Oland, also an All-American pick, and Hall were the only goalkeepers on a team that finished third in the nation.
"Amber has a great feel for the game," Tanner said. "She is thoughtful about water polo and could probably coach. She understands what the team is trying to do and she knows the offense more than she needs."
Hall appeared in 14 games as a freshman, making three starts.
"You can't give more to a team than she does," Tanner said. "She is an incredible team member who works on her game every day and pays attention to the finest detail."
Hall was awarded the 'Warrior Award' for her efforts in the weight room.
One of Krueger's first experiences at Stanford was as a member of a Hawaiian club team in town for the Junior Olympics.

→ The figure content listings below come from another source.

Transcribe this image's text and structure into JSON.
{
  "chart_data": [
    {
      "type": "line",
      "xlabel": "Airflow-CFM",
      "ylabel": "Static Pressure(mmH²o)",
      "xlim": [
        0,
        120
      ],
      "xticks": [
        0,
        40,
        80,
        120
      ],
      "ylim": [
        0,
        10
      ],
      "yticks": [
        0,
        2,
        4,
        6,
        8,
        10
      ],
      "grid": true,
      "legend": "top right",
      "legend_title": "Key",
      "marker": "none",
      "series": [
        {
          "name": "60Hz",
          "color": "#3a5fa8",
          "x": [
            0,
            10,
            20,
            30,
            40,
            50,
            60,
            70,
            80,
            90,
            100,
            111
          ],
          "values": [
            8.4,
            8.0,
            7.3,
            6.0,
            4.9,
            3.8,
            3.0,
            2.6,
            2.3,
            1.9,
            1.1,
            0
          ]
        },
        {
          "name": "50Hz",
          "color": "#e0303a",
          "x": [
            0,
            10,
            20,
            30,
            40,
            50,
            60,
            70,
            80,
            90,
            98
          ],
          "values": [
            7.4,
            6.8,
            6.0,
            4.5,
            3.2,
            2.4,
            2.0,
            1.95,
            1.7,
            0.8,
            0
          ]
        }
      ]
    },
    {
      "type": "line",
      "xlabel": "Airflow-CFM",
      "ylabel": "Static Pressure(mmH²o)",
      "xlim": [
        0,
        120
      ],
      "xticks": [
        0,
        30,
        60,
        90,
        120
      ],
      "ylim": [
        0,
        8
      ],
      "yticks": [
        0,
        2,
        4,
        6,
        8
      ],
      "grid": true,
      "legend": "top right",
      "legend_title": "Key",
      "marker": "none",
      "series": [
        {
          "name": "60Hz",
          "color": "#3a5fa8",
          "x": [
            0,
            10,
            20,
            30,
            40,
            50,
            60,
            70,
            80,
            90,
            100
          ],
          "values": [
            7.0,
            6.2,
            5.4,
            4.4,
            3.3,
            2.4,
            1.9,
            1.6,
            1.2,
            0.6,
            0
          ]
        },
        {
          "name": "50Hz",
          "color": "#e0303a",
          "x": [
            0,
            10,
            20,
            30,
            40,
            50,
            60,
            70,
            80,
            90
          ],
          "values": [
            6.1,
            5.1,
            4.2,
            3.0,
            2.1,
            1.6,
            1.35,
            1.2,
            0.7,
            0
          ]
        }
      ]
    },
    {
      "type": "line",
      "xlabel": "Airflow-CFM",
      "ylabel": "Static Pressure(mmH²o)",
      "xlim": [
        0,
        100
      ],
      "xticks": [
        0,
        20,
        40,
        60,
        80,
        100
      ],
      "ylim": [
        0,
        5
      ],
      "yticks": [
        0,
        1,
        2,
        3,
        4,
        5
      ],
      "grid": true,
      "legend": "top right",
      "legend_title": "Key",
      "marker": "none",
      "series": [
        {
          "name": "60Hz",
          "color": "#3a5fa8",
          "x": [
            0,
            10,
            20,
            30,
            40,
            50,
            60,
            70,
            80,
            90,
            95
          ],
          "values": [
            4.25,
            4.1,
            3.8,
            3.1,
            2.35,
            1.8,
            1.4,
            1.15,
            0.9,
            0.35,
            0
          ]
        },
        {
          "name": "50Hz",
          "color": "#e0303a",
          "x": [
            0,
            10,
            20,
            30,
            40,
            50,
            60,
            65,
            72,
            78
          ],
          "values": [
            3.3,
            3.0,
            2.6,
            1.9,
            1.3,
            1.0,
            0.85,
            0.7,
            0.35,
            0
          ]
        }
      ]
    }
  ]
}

They practiced with the Stanford water polo club team and she was introduced to Kyle Utsumi, for whom she wound up playing at Menlo School and who has been a volunteer assistant coach at Stanford all four of her years.
"I've been playing for him for as long as I've lived in California," Krueger said. "He's the first person I met here."
Krueger and Burmeister helped Menlo win three Central Coast Section titles.
Krueger, who hopes to be part of Stanford's 101st NCAA title, wrote a piece on Stanford grad, three-time Olympian and current Castilleja coach Brenda Villa for the 'Voices of Champions' section of Stanford's special online tribute to 100 NCAA titles at http://champions.stanford.edu/.
"It's amazing what people have accomplished here," Krueger said. "I am just so grateful to experience college in this way, and to see it through special lenses that make it all unique. I know a lot of the girls have joined sororities. I never did. I feel like I have one here. I can't say enough about the relationships I've developed and enjoyed."